One of the more interesting aspects about the final was the ability of both full-forward lines to cause major problems in possession.
For Sherlock, Mark Collins and Cathal Vaughan at one end, you could read Eimhin Courtney, Keelan Sexton and Conor Finucance at the other.
Between the lot, they accounted for 4-16 of the 6-25 scored and showed the benefits of experimenting with team line-ups.
“I thought two of our forwards, Courtney and Finucane, again looked very impressive and carried on their good form from the Waterford game.
“The pair only need a sniff of a chance to put it away. It really was excellent stuff from them.
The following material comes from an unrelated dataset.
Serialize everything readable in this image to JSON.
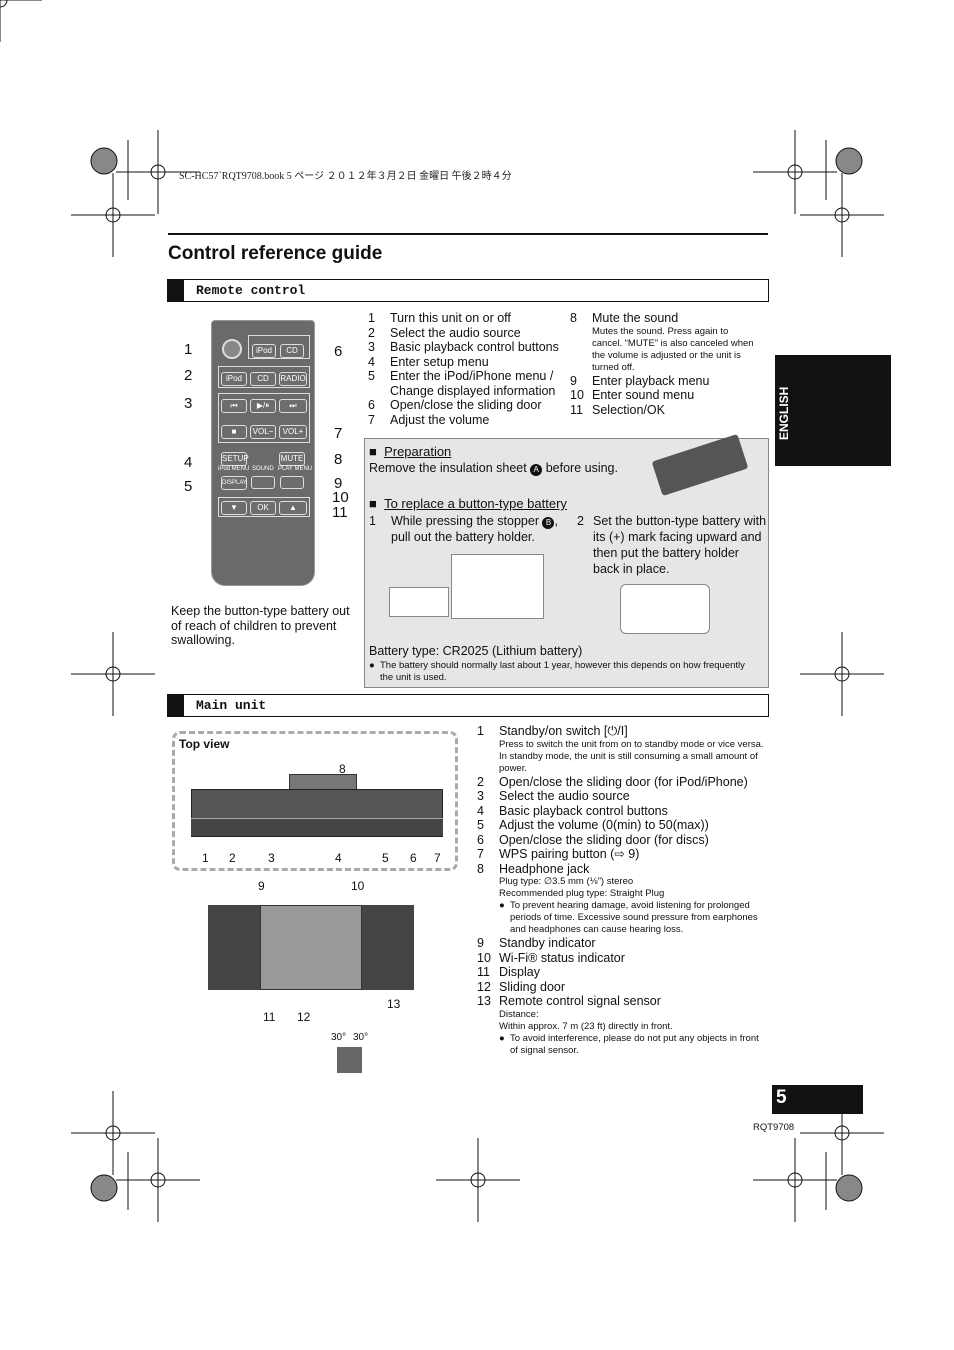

“I thought if we could get the ball into them enough times we would cause damage.
“I'd say we have half a dozen more options now for the Cavan game. Last year it was an issue and we were all talking about it, but we do have options this year.
“It's important to have fellows coming off the bench who can help you. That's encouraging and, all in all, the McGrath Cup has been very worthwhile.”
Clare had only one defender, Gordon Kelly, on view from the league game which the Banner won by 2-11 to 0-9 in Ennis last season.
Captain Cathal O'Connor was a second survivor at midfield while goal-scorer, Sexton, was a third at full-forward.
Meanwhile, UCC contest the Higher Education Division 1 football league final against UL in Glantane Boys National School tonight at 7.30.
It's an ideal opportunity for both to fine-tune their Sigerson Cup preparations. UCC are away to the winners of the Maynooth-UCD preliminary round tie. UL meet CIT.